Kate broke then ewsto Jo. She drove down to the school, held the child in her arms while she cried her heart out, and in her capacity as official guardian arranged for Joanna to take time off after the funeral. When the service was over Kate took Jo to stay overnight with Robert’s elderly, grief-stricken parents,then on to Anna and Ben to recuperate. Their support was a great comfort while the child struggled to come to terms with her loss, and during their week’s stay Kate took Joanna to see the house in Park Crescent. The child fell in love with it and, after much discussion, the decision was made to move from London. Instead of selling Aunt Edith’s house they would live in it together,in the town where Joanna’s mother and aunt had grown up.
The Notting Hill flat had been expensive to buy but with the improvements Kate had made over the years proved profitable to sell. The proceeds were enough to renovate and furnish the house in Park Crescent, and leave enough over for a respectable nest egg to cushion Kate’s altered lifestyle. Joanna’s education had been provided for since her birth, and her inheritance from her parents, along with the proceeds from the sale of their house, was carefully invested to provide for the future. Kate was determined to make life as happy and secure for the child as humanly possible.
Kate finished a tin of paint with a feeling of satisfaction for a job well done and called it a day. She soaked in scented hot water later with a heartfelt sigh of pleasure. Another wall had been painted and she’d taken it in her stride when Jack Logan drove off instead of calling in to see her. Her shrug rippled the water. No point in getting uptight. Casual sightings could be a fact of life from now on. She could run into Jack anywhere and any time.

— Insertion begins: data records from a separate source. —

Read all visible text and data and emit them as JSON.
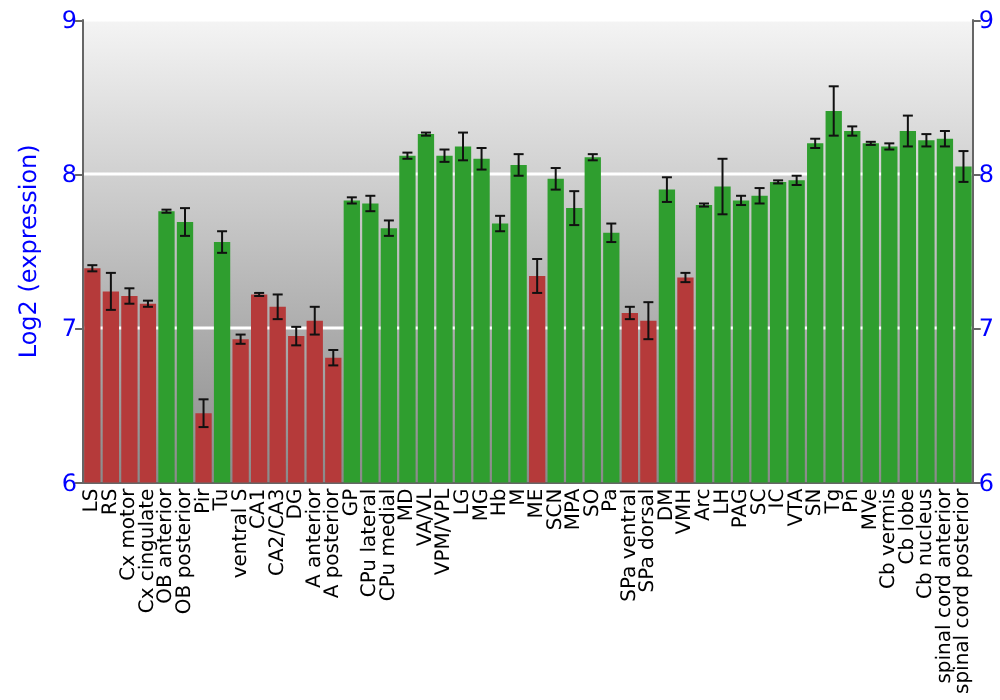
{
  "chart_data": {
    "type": "bar",
    "ylabel": "Log2 (expression)",
    "categories": [
      "LS",
      "RS",
      "Cx motor",
      "Cx cingulate",
      "OB anterior",
      "OB posterior",
      "Pir",
      "Tu",
      "ventral S",
      "CA1",
      "CA2/CA3",
      "DG",
      "A anterior",
      "A posterior",
      "GP",
      "CPu lateral",
      "CPu medial",
      "MD",
      "VA/VL",
      "VPM/VPL",
      "LG",
      "MG",
      "Hb",
      "M",
      "ME",
      "SCN",
      "MPA",
      "SO",
      "Pa",
      "SPa ventral",
      "SPa dorsal",
      "DM",
      "VMH",
      "Arc",
      "LH",
      "PAG",
      "SC",
      "IC",
      "VTA",
      "SN",
      "Tg",
      "Pn",
      "MVe",
      "Cb vermis",
      "Cb lobe",
      "Cb nucleus",
      "spinal cord anterior",
      "spinal cord posterior"
    ],
    "values": [
      7.39,
      7.24,
      7.21,
      7.16,
      7.76,
      7.69,
      6.45,
      7.56,
      6.93,
      7.22,
      7.14,
      6.95,
      7.05,
      6.81,
      7.83,
      7.81,
      7.65,
      8.12,
      8.26,
      8.12,
      8.18,
      8.1,
      7.68,
      8.06,
      7.34,
      7.97,
      7.78,
      8.11,
      7.62,
      7.1,
      7.05,
      7.9,
      7.33,
      7.8,
      7.92,
      7.83,
      7.86,
      7.95,
      7.96,
      8.2,
      8.41,
      8.28,
      8.2,
      8.18,
      8.28,
      8.22,
      8.23,
      8.05
    ],
    "errors": [
      0.02,
      0.12,
      0.05,
      0.02,
      0.01,
      0.09,
      0.09,
      0.07,
      0.03,
      0.01,
      0.08,
      0.06,
      0.09,
      0.05,
      0.02,
      0.05,
      0.05,
      0.02,
      0.01,
      0.04,
      0.09,
      0.07,
      0.05,
      0.07,
      0.11,
      0.07,
      0.11,
      0.02,
      0.06,
      0.04,
      0.12,
      0.08,
      0.03,
      0.01,
      0.18,
      0.03,
      0.05,
      0.01,
      0.03,
      0.03,
      0.16,
      0.03,
      0.01,
      0.02,
      0.1,
      0.04,
      0.05,
      0.1
    ],
    "colors": [
      "#b53a3a",
      "#b53a3a",
      "#b53a3a",
      "#b53a3a",
      "#2f9e2f",
      "#2f9e2f",
      "#b53a3a",
      "#2f9e2f",
      "#b53a3a",
      "#b53a3a",
      "#b53a3a",
      "#b53a3a",
      "#b53a3a",
      "#b53a3a",
      "#2f9e2f",
      "#2f9e2f",
      "#2f9e2f",
      "#2f9e2f",
      "#2f9e2f",
      "#2f9e2f",
      "#2f9e2f",
      "#2f9e2f",
      "#2f9e2f",
      "#2f9e2f",
      "#b53a3a",
      "#2f9e2f",
      "#2f9e2f",
      "#2f9e2f",
      "#2f9e2f",
      "#b53a3a",
      "#b53a3a",
      "#2f9e2f",
      "#b53a3a",
      "#2f9e2f",
      "#2f9e2f",
      "#2f9e2f",
      "#2f9e2f",
      "#2f9e2f",
      "#2f9e2f",
      "#2f9e2f",
      "#2f9e2f",
      "#2f9e2f",
      "#2f9e2f",
      "#2f9e2f",
      "#2f9e2f",
      "#2f9e2f",
      "#2f9e2f",
      "#2f9e2f"
    ],
    "ylim": [
      6,
      9
    ],
    "yticks": [
      6,
      7,
      8,
      9
    ],
    "y2lim": [
      6,
      9
    ],
    "y2ticks": [
      6,
      7,
      8,
      9
    ],
    "grid": "y"
  }
}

It was not a problem.
Anna rang later while Kate was getting dressed. ‘Hi. How’s it going?’
Kate reported on her painting progress, but Anna brushed that aside.
‘How are you, really?’
‘A bit tired, but I’ve had a long, lazy bath—’

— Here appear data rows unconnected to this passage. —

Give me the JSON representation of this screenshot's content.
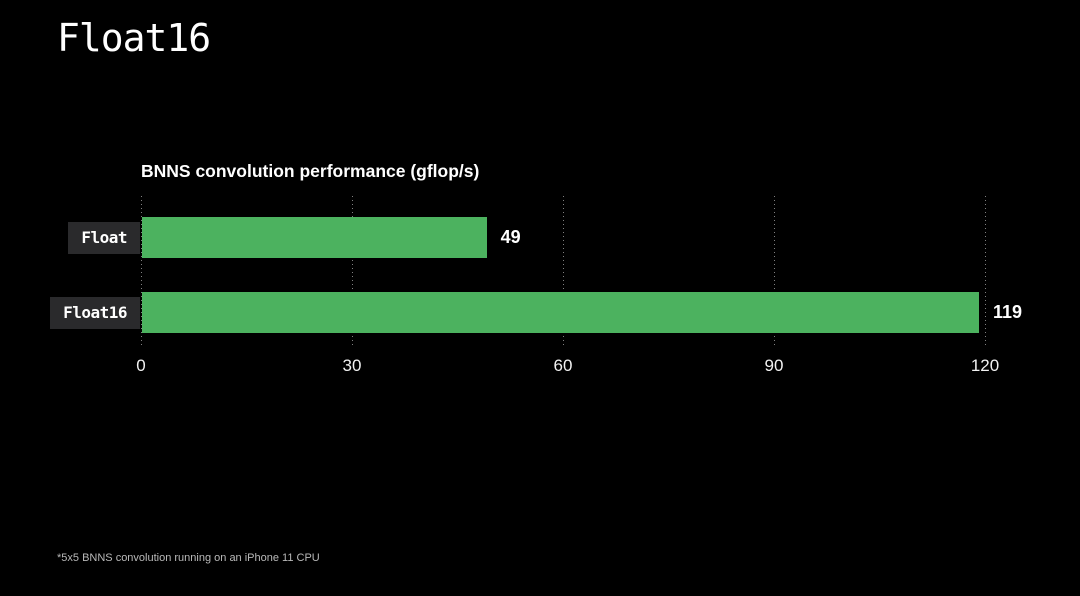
{
  "slide": {
    "title": "Float16",
    "footnote": "*5x5 BNNS convolution running on an iPhone 11 CPU",
    "background_color": "#000000"
  },
  "chart_data": {
    "type": "bar",
    "orientation": "horizontal",
    "title": "BNNS convolution performance (gflop/s)",
    "categories": [
      "Float",
      "Float16"
    ],
    "values": [
      49,
      119
    ],
    "value_labels": [
      "49",
      "119"
    ],
    "xlabel": "gflop/s",
    "ylabel": "",
    "xlim": [
      0,
      120
    ],
    "xticks": [
      0,
      30,
      60,
      90,
      120
    ],
    "grid": "vertical-dotted",
    "legend": "none",
    "bar_color": "#4cb25f",
    "label_box_color": "#2a2a2c",
    "text_color": "#ffffff",
    "gridline_color": "rgba(255,255,255,0.5)"
  }
}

‘I meant after meeting the old flame!’
‘Fine. Why shouldn’t I be?’
‘Not even a little bit singed round the edges?’
‘Not in the slightest.’
‘Thank goodness,’ said Anna, relieved. ‘Sleep well.’
Kate dried her hair, left it loose on her shoulders and took some coffee upstairs to the study at present doubling as both workplace and sitting room until her decorating was finished. She drew the curtains, switched on lamps and, with a sigh of satisfaction, curled up in the armchair to read the rest of the Sunday papers before supper. She frowned in surprise when the doorbell rang shortly afterwards. She got up to peer down from the window and saw a long, sleek car parked at the kerb and an all too familiar male figure standing under her exterior light. She went downstairs, fixed a polite smile on her face and opened the door to Jack Logan.

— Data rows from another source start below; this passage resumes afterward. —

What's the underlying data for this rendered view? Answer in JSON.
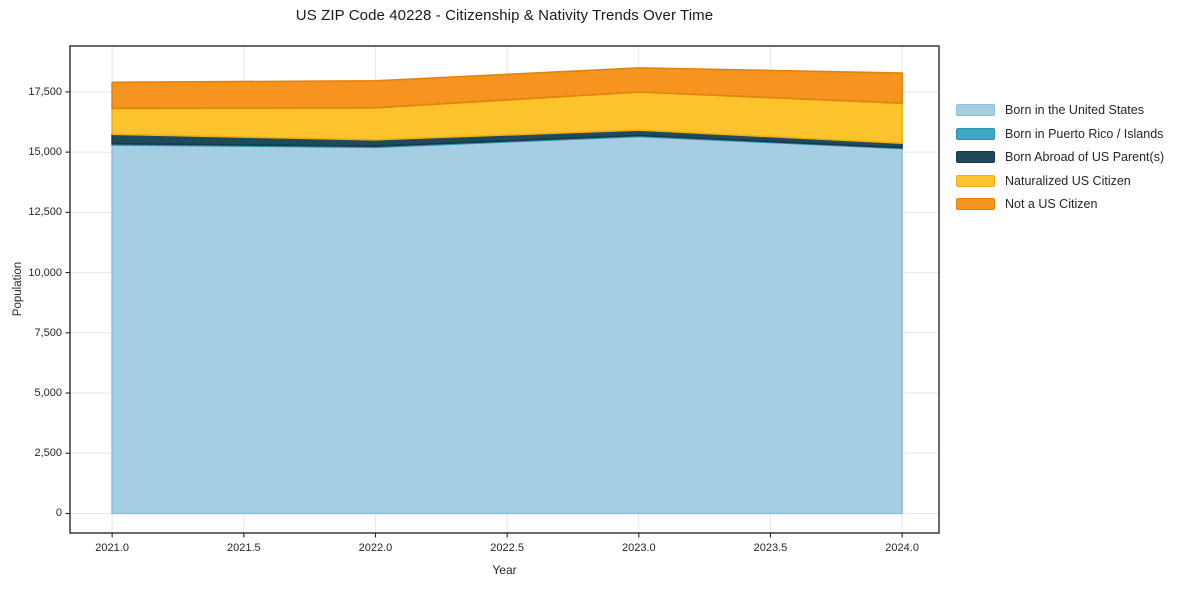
{
  "chart_data": {
    "type": "area",
    "stacked": true,
    "title": "US ZIP Code 40228 - Citizenship & Nativity Trends Over Time",
    "xlabel": "Year",
    "ylabel": "Population",
    "x": [
      2021,
      2022,
      2023,
      2024
    ],
    "series": [
      {
        "name": "Born in the United States",
        "values": [
          15300,
          15200,
          15650,
          15150
        ],
        "fill": "#a6cee3",
        "edge": "#8fbfd9"
      },
      {
        "name": "Born in Puerto Rico / Islands",
        "values": [
          50,
          45,
          40,
          35
        ],
        "fill": "#3ea8c4",
        "edge": "#2e93ae"
      },
      {
        "name": "Born Abroad of US Parent(s)",
        "values": [
          390,
          265,
          225,
          185
        ],
        "fill": "#1f4a5c",
        "edge": "#16394a"
      },
      {
        "name": "Naturalized US Citizen",
        "values": [
          1080,
          1330,
          1580,
          1660
        ],
        "fill": "#fdc32d",
        "edge": "#edb114"
      },
      {
        "name": "Not a US Citizen",
        "values": [
          1080,
          1120,
          1000,
          1250
        ],
        "fill": "#f79420",
        "edge": "#e2820d"
      }
    ],
    "xlim": [
      2020.84,
      2024.14
    ],
    "ylim": [
      -810,
      19405
    ],
    "x_tick_values": [
      2021.0,
      2021.5,
      2022.0,
      2022.5,
      2023.0,
      2023.5,
      2024.0
    ],
    "x_tick_labels": [
      "2021.0",
      "2021.5",
      "2022.0",
      "2022.5",
      "2023.0",
      "2023.5",
      "2024.0"
    ],
    "y_tick_values": [
      0,
      2500,
      5000,
      7500,
      10000,
      12500,
      15000,
      17500
    ],
    "y_tick_labels": [
      "0",
      "2,500",
      "5,000",
      "7,500",
      "10,000",
      "12,500",
      "15,000",
      "17,500"
    ],
    "grid": true,
    "legend_position": "right-outside"
  },
  "colors": {
    "background": "#ffffff",
    "grid": "#e7e7e7",
    "frame": "#1a1a1a",
    "tick": "#262626",
    "text": "#262626"
  }
}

Her visitor loomed tall on her doorstep, looking very different from the night before in a battered leather windbreaker and jeans. He smiled, raking a hand through hair ruffled by the wind blowing along the street from the lake. ‘Hello, Kate. I took a chance on finding you at home. May I come in?’
‘Of course.’ She led him along the hall to the kitchen and pulled out one of the kitchen chairs. ‘Nowhere else to receive visitors yet, I’m afraid. Would you like coffee, or a drink?’
‘Coffee would be good. Thank you.’ Jack leaned against the counter, his eyes on the fall of burnished hair as he watched Kate get to work. ‘I went for a run in the park with the dog this morning, intending to call on you afterwards, but Bran and I were so wet I decided against it.’
This information won him a warmer smile. ‘Have you had the dog long?’